Newborn babies need as much as 17 hours of sleep a day, but most adults need significantly less. According to the National Sleep Foundation, people age 18 to 64 should get about seven to nine hours of sleep a night — just a third of our daily lives.
But when it comes to teenagers and adults, Metzer said, there are specific needs. “When adolescents go through puberty, melatonin is released,” and that effectively makes adolescents night owls. “It becomes difficult for [them] to fall asleep earlier, and this carries into the early 20s,” she said.
This is why some groups are advocating for later school start times. In Boston, for example, a group recently petitioned to move the school day from 7:30 a.m. to 8:30 a.m.
“School start times are starting to change, but it’s certainly not at the level of recognition it needs to be,” Metzer said.
The good news: You can hack your environment to get better sleep.
No matter how well we manage to grimace through our most sleep-deprived days, or how long we’ve already mastered going through life with the constant fray of feeling tired, there’s no escaping a simple truth: Our bodies were designed for sleep.

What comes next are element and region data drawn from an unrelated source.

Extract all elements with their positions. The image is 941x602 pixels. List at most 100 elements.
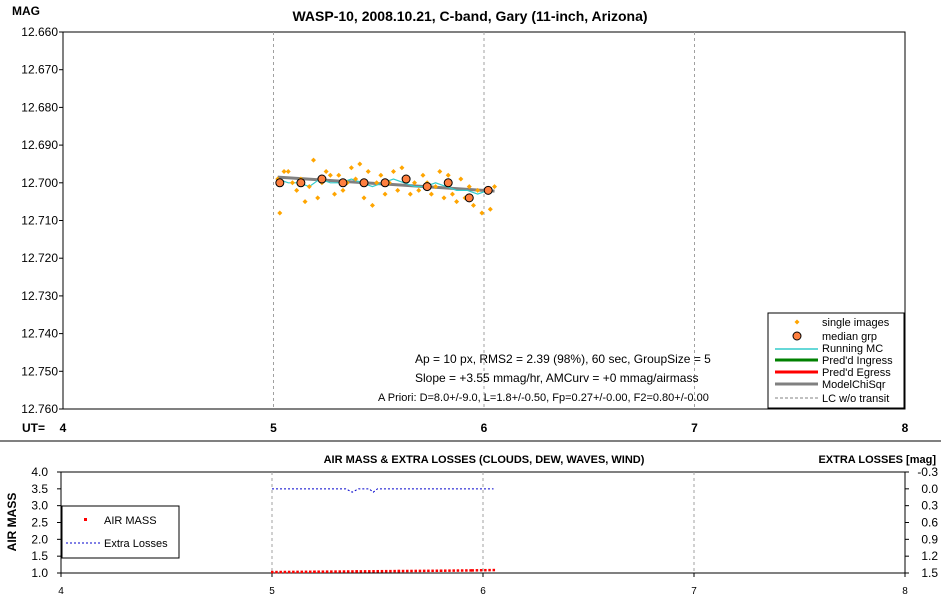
main-y-tick-label: 12.660 (21, 25, 58, 39)
main-x-tick-label: 5 (270, 421, 277, 435)
main-annotations: Ap = 10 px, RMS2 = 2.39 (98%), 60 sec, G… (378, 352, 711, 404)
airmass-point (475, 569, 479, 572)
median-grp-point (464, 193, 474, 203)
airmass-point (363, 570, 367, 573)
airmass-point (410, 569, 413, 573)
airmass-point (418, 569, 422, 573)
annotation-line-2: Slope = +3.55 mmag/hr, AMCurv = +0 mmag/… (415, 371, 698, 385)
extra-losses-line (272, 488, 494, 493)
main-x-tick-label: 7 (691, 421, 698, 435)
main-chart-title: WASP-10, 2008.10.21, C-band, Gary (11-in… (292, 8, 647, 24)
single-image-point (348, 165, 354, 171)
main-x-tick-label: 6 (481, 421, 488, 435)
annotation-line-3: A Priori: D=8.0+/-9.0, L=1.8+/-0.50, Fp=… (378, 392, 709, 404)
airmass-y-tick-label: 1.5 (31, 549, 48, 563)
main-y-tick-label: 12.750 (21, 364, 58, 378)
airmass-point (342, 570, 346, 573)
airmass-point (279, 570, 282, 574)
airmass-y2-ticks: -0.3 0.0 0.3 0.6 0.9 1.2 1.5 (905, 465, 938, 580)
airmass-y-tick-label: 1.0 (31, 566, 48, 580)
legend-label-lc-wo-transit: LC w/o transit (822, 393, 889, 405)
airmass-point (456, 569, 460, 572)
airmass-point (308, 570, 312, 574)
airmass-y-axis-label: AIR MASS (5, 493, 19, 552)
single-image-point (445, 172, 451, 178)
median-grp-point (401, 174, 411, 184)
airmass-point (292, 570, 295, 574)
single-image-point (302, 199, 308, 205)
single-image-point (310, 157, 316, 163)
legend-label-running-mc: Running MC (822, 343, 883, 355)
median-grp-point (338, 178, 348, 188)
legend-symbol-median-grp (792, 331, 802, 341)
airmass-grid (271, 472, 695, 573)
legend-label-extra-losses: Extra Losses (104, 538, 168, 550)
single-image-point (437, 168, 443, 174)
airmass-point (393, 569, 396, 573)
single-image-point (399, 165, 405, 171)
airmass-point (427, 569, 430, 573)
main-series (275, 157, 498, 216)
single-image-point (365, 168, 371, 174)
single-image-point (407, 191, 413, 197)
airmass-point (448, 569, 451, 572)
main-y-ticks: 12.660 12.670 12.680 12.690 12.700 12.710 12.7… (21, 25, 63, 416)
airmass-point (346, 570, 350, 573)
airmass-point (296, 570, 299, 574)
airmass-x-tick-label: 8 (902, 586, 908, 597)
single-image-point (412, 180, 418, 186)
airmass-point (439, 569, 443, 572)
single-image-point (289, 180, 295, 186)
airmass-point (271, 570, 274, 574)
single-image-point (395, 187, 401, 193)
airmass-point (317, 570, 320, 573)
airmass-y-tick-label: 2.5 (31, 516, 48, 530)
single-image-point (336, 172, 342, 178)
airmass-point (304, 570, 308, 574)
airmass-point (492, 568, 496, 572)
main-y-tick-label: 12.710 (21, 214, 58, 228)
airmass-point (287, 570, 291, 574)
single-image-point (390, 168, 396, 174)
single-image-point (353, 176, 359, 182)
main-y-tick-label: 12.700 (21, 176, 58, 190)
main-x-tick-label: 4 (60, 421, 67, 435)
legend-label-egress: Pred'd Egress (822, 367, 891, 379)
airmass-series (271, 488, 496, 574)
airmass-y2-tick-label: 0.0 (921, 482, 938, 496)
single-image-point (378, 172, 384, 178)
airmass-y2-tick-label: 1.2 (921, 549, 938, 563)
airmass-point (325, 570, 329, 573)
single-image-point (306, 184, 312, 190)
legend-label-modelchisqr: ModelChiSqr (822, 379, 886, 391)
airmass-point (313, 570, 316, 573)
main-y-tick-label: 12.670 (21, 63, 58, 77)
main-x-ticks: 4 5 6 7 8 (60, 421, 909, 435)
airmass-y-tick-label: 2.0 (31, 532, 48, 546)
main-legend: single images median grp Running MC Pred… (767, 312, 905, 409)
single-image-point (416, 187, 422, 193)
main-y-axis-label: MAG (12, 4, 40, 18)
legend-label-ingress: Pred'd Ingress (822, 355, 893, 367)
airmass-point (372, 570, 375, 573)
main-grid (273, 32, 695, 409)
airmass-point (275, 570, 278, 574)
single-image-point (315, 195, 321, 201)
airmass-point (414, 569, 417, 573)
airmass-legend: AIR MASS Extra Losses (61, 505, 180, 559)
main-y-tick-label: 12.760 (21, 402, 58, 416)
airmass-x-tick-label: 7 (691, 586, 697, 597)
main-y-tick-label: 12.690 (21, 138, 58, 152)
airmass-point (283, 570, 287, 574)
airmass-point (469, 569, 472, 572)
main-chart: WASP-10, 2008.10.21, C-band, Gary (11-in… (12, 4, 909, 435)
airmass-point (479, 569, 483, 572)
airmass-chart: AIR MASS & EXTRA LOSSES (CLOUDS, DEW, WA… (5, 454, 938, 597)
legend-label-airmass: AIR MASS (104, 515, 157, 527)
airmass-y-tick-label: 4.0 (31, 465, 48, 479)
median-grp-point (296, 178, 306, 188)
single-image-point (285, 168, 291, 174)
single-image-point (374, 180, 380, 186)
airmass-chart-title: AIR MASS & EXTRA LOSSES (CLOUDS, DEW, WA… (324, 454, 645, 466)
airmass-point (359, 570, 363, 573)
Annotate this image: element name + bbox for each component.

“You have to eat, you have to drink, you have to breathe and you have to sleep. People think they can get by on less sleep, and they can — but it’s going to catch up with them eventually,” Metzer said.
But when we find ourselves struggling to drift into dreams, the following tips can help us get through the night.
1. Don’t drink or smoke before bed.
In the hours before we head to bed, be sure to avoid alcohol and cigarettes, which are thought to disrupt restorative REM sleep. It’s true that one study suggests that women are more affected by drinks before bed than men, but it’s generally not a good idea to sip a cocktail before bed, no matter who you are.
“Alcohol is a sedative and will make you sleepy, but it will also make it harder to get quality sleep,” Metzer said. She also recommends going completely cold-turkey and dropping cigarettes altogether, along with losing coffee around the middle of the day.
“Another standard recommendation is limiting caffeine use after lunch, since caffeine has a half-life of four to six hours,” she said. On top of coffee, that includes several types of tea, energy drinks and sodas.
2. Optimize your environment.
There are many tips on the internet for getting better sleep, but the most scientifically supported one is reducing our exposure to blue light by shutting off electronics at least a half-hour before bedtime.
In general, melatonin is a hormone that is released during darkness, so exposure to light at late-night hours can affect our body clocks.
Other theories are less supported, but perhaps worth a try. Keeping the temperature in our bedrooms cool, for instance, may make sleep more pleasant. Some recommend heating up our bodies with a shower a few hours before bed so that our bodies have to cool down afterward, signaling us to sleep.
Try whatever you’d like, but always remain some level of skepticism. Some studies also support using aroma therapy — particularly lavender — to aid our transition to sleep. Metzer, however, isn’t convinced that those kinds of solutions work. We just need to have the discipline to put our smartphones away and go to bed at a regular time, she said. That’s what will transform American health and culture in the future.
“People have become more interested in sleep, and it has become a hot topic,” she said. “But until [sleep] becomes a recognized pillar of health, the same way diet and exercise are, I don’t see vast changes happening quickly.”